Oil Service Stocks Hit by Market Pressure
The deeper you go, the higher the pressure, and the higher the pressure, the higher the costs. I could be talking about plummeting world equity markets here, but today it's all about oil and oil service stocks. Oil hit $100 recently, maybe as one trader's shot at Wikipedia immortality, and maybe because the geopolitical map of the world seemed completely ablaze at the end of 2007. Despite attempts on the part of governments around the world to increase efficiency and stimulate domestic production, and efforts by consumers now shocked by gasoline costs well over $3 per gallon here in the States, global oil consumption is set to continue increasing in 2008.
OPEC announced Tuesday that it maintains its 2007 figures for worldwide oil consumption at 1.2 million barrels per day (bpd), a 1.4% increase over 2006 levels. For 2008, despite a recession that has already been priced in to international stock markets and even depressed speculative activity in oil futures, the world's favorite cartel says we can expect another rise, to 1.3 million bpd. So why are shares of major oil services firms--the ones in charge of building new rigs and drilling to ever-deeper depths offshore--plunging along with the Dow instead of staying buoyant? There's an interesting trend at play, and the Oil Service HOLDRs ETF (AMEX:OIH) shows us a first glimpse of what's hitting this energy sector, as we see in the chart below:
The HOLDRs ETF tracked not only oil price increases throughout 2007, but market optimism as well. Though the squeeze of oil prices on everything from morning commutes to plastic packaging (where prices are said to have jumped by a full 25% in recent months) would seem to have fed an economic slowdown, easy credit fed further market pep.
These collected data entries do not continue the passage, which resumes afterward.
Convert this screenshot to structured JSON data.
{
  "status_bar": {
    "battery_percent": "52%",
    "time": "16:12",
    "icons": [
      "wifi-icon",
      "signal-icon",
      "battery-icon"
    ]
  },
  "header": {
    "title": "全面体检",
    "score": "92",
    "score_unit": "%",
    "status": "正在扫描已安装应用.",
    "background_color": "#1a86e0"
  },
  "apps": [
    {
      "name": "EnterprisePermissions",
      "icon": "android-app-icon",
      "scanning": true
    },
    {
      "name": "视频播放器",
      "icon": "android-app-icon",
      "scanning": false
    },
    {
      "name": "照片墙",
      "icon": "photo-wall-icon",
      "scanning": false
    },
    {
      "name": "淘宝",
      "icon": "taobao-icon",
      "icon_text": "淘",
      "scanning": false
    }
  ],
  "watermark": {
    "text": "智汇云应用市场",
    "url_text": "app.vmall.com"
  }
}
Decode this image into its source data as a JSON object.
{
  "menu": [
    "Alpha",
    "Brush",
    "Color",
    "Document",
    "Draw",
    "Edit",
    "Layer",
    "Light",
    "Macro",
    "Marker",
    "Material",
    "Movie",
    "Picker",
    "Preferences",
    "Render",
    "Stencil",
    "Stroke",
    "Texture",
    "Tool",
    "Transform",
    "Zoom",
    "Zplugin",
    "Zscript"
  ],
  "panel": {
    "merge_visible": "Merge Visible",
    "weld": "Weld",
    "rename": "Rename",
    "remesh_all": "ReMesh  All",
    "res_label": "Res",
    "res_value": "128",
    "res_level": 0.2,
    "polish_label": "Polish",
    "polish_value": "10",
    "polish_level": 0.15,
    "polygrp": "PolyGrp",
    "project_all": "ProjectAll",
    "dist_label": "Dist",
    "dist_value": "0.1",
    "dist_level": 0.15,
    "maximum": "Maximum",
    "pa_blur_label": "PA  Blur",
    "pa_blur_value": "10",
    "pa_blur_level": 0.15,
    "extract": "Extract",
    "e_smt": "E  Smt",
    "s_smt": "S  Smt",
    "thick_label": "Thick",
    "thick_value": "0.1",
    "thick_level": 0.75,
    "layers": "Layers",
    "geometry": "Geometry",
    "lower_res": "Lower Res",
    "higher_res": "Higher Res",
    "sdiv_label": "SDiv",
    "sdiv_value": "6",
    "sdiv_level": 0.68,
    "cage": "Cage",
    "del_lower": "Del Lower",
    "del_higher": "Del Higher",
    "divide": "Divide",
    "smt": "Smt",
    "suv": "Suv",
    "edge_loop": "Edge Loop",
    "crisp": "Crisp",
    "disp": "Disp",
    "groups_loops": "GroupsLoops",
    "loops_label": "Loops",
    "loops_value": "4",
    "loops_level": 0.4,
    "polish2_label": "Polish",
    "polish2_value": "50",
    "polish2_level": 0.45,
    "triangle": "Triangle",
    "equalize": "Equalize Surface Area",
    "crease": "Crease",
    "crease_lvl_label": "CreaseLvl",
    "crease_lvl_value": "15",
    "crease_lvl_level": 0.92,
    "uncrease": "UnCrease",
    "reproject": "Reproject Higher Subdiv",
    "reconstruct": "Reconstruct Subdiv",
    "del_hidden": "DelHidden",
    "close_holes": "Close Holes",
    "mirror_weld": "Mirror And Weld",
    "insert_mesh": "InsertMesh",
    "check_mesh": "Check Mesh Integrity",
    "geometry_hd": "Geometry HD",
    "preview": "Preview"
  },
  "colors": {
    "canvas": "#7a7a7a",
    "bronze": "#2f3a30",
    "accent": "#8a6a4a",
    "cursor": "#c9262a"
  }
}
That is, until banks realized they weren't getting any of their money back, at which point we began to descend into the depths of a bear market.
As for stocks like Halliburton Company (NYSE:HAL), Schlumberger Limited (NYSE:SLB), and other top holdings of the broad-based OIH crew, the falling knife has cut them as hard as any other stock on the way down.
But here's the deal: Schlumberger's highest price-to-earnings ratios weren't at the top of this recent bull market, but rather in 2004, as the post-9/11 bear was finally going into hibernation.
Oil Service Stocks Hit Too Hard?
The contraction of SLB's P/E coincided with an increase in the company's net profit margin, which rose from 8.7% in 2004 to 21.8% by December 2007.
BJ Services Company (NYSE:BJS), another main holding of OIH, announced this week that its Q4 2007 profit was down by nearly 17%, primarily due to pricing pressure in the company's pressure pumping operations, which make it easier to extract gas from hard-to-reach pockets under the ocean floor.
Even as BJS turns up the pressure in its exploration operations, which is exactly what government-run and private oil companies need when it comes to reaching ever-deeper oil traps, taxation changes and unwillingness to change contracts to suit new drilling demands mean an increase in pressure on oil service company margins.
That is, except in places like India and China, where operating costs are already low so there is more flexibility in end pricing.
As Keith Kohl mentioned yesterday, the core tenet of Peak Oil Theory is that the world's fossil fuel consumers must prepare to spend more money to get to oil that is further and further down, and of lesser quality.
Schlumberger just raised its quarterly dividend on January 17 by 20% to 21 cents per share, telling me that the company isn't about to go belly-up anytime soon. Yet the stock has been hit hard. Too hard, in fact, with a nearly 18% decline in the past month.
Our technical trading guru here at Angel Research, Ian Cooper, tells me SLB is "insanely oversold." Based on relative strength and moving average convergence difference, SLB may be at a turnaround point.
chart
But then again, we're still in falling knife territory and no one wants to get cut. Once things settle down, these oil service stocks are screaming "buy."